My generation (35+) isn’t going anywhere. Is anyone in their late 30s and older looking for new ways to connect with strangers? Our real life friends, hobby friends and old contacts are all on Facebook and I don’t see a mass migration. Do you want to spend another 3 hours filling out a new profile on the latest trendy social site? Probably not.

Facebook may be destined to become “the old geezer social network” in 10 years. If so, it can still be massively profitable. Those same kids will eventually get older and may find themselves back “home” at Facebook in 5 years.

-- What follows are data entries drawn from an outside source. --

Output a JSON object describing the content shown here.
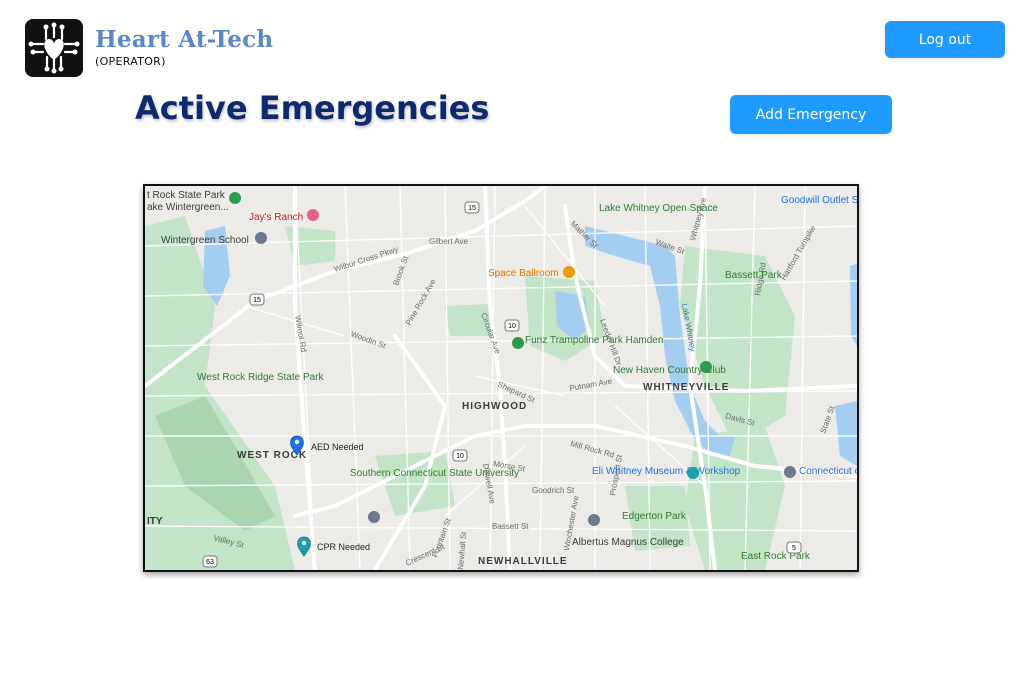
{
  "header": {
    "brand_name": "Heart At-Tech",
    "brand_role": "(OPERATOR)",
    "logout_label": "Log out",
    "logo_icon": "heart-circuit-icon"
  },
  "main": {
    "title": "Active Emergencies",
    "add_label": "Add Emergency"
  },
  "map": {
    "markers": [
      {
        "label": "AED Needed",
        "icon": "map-pin-icon",
        "color": "#1a73e8"
      },
      {
        "label": "CPR Needed",
        "icon": "map-pin-icon",
        "color": "#1a9fb0"
      }
    ],
    "places": [
      "t Rock State Park",
      "ake Wintergreen...",
      "Jay's Ranch",
      "Wintergreen School",
      "Lake Whitney Open Space",
      "Goodwill Outlet S",
      "Space Ballroom",
      "Bassett Park",
      "Funz Trampoline Park Hamden",
      "New Haven Country Club",
      "West Rock Ridge State Park",
      "HIGHWOOD",
      "WHITNEYVILLE",
      "WEST ROCK",
      "Southern Connecticut State University",
      "Eli Whitney Museum & Workshop",
      "Connecticut of Motor Veh",
      "Edgerton Park",
      "ITY",
      "Albertus Magnus College",
      "NEWHALLVILLE",
      "East Rock Park"
    ],
    "streets": [
      "Wilbur Cross Pkwy",
      "Gilbert Ave",
      "Mather St",
      "Waite St",
      "Whitney Ave",
      "Hartford Turnpike",
      "Brook St",
      "Pine Rock Ave",
      "Circular Ave",
      "Leeder Hill Dr",
      "Lake Whitney",
      "Ridge Rd",
      "Wilmot Rd",
      "Woodin St",
      "Putnam Ave",
      "Dixwell Ave",
      "Morse St",
      "Mill Rock Rd",
      "Goodrich St",
      "Davis St",
      "State St",
      "Bassett St",
      "Prospect St",
      "Winchester Ave",
      "Valley St",
      "Crescent St",
      "Fountain St",
      "Newhall St",
      "Shepard St"
    ],
    "route_shields": [
      "15",
      "15",
      "10",
      "10",
      "63",
      "5"
    ]
  },
  "colors": {
    "accent": "#1f9bff",
    "title": "#0e2a6e",
    "brand": "#5b86c7",
    "park": "#bfe3c4",
    "water": "#9ec9f0"
  }
}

Facebook and LinkedIn are the two most useful social networks for adults. We use LinkedIn for business and Facebook for socializing. If both companies play their cards right, that won’t change. I’m not a fan of investing in high tech (stick with your S&P 500 ETF and don’t take big risks on current trends), but am convinced that Facebook and LinkedIn have bright futures.

I enjoy using Facebook to connect with old friends, following Louis Armstrong (well, his record label, as Satchmo never made it to the internet) and keeping up with the few TV shows that I still watch (Person of Interest, with its NSA hook, is catchy). Social networks are an open door. I’m staying in the room I’m in and bet you will too.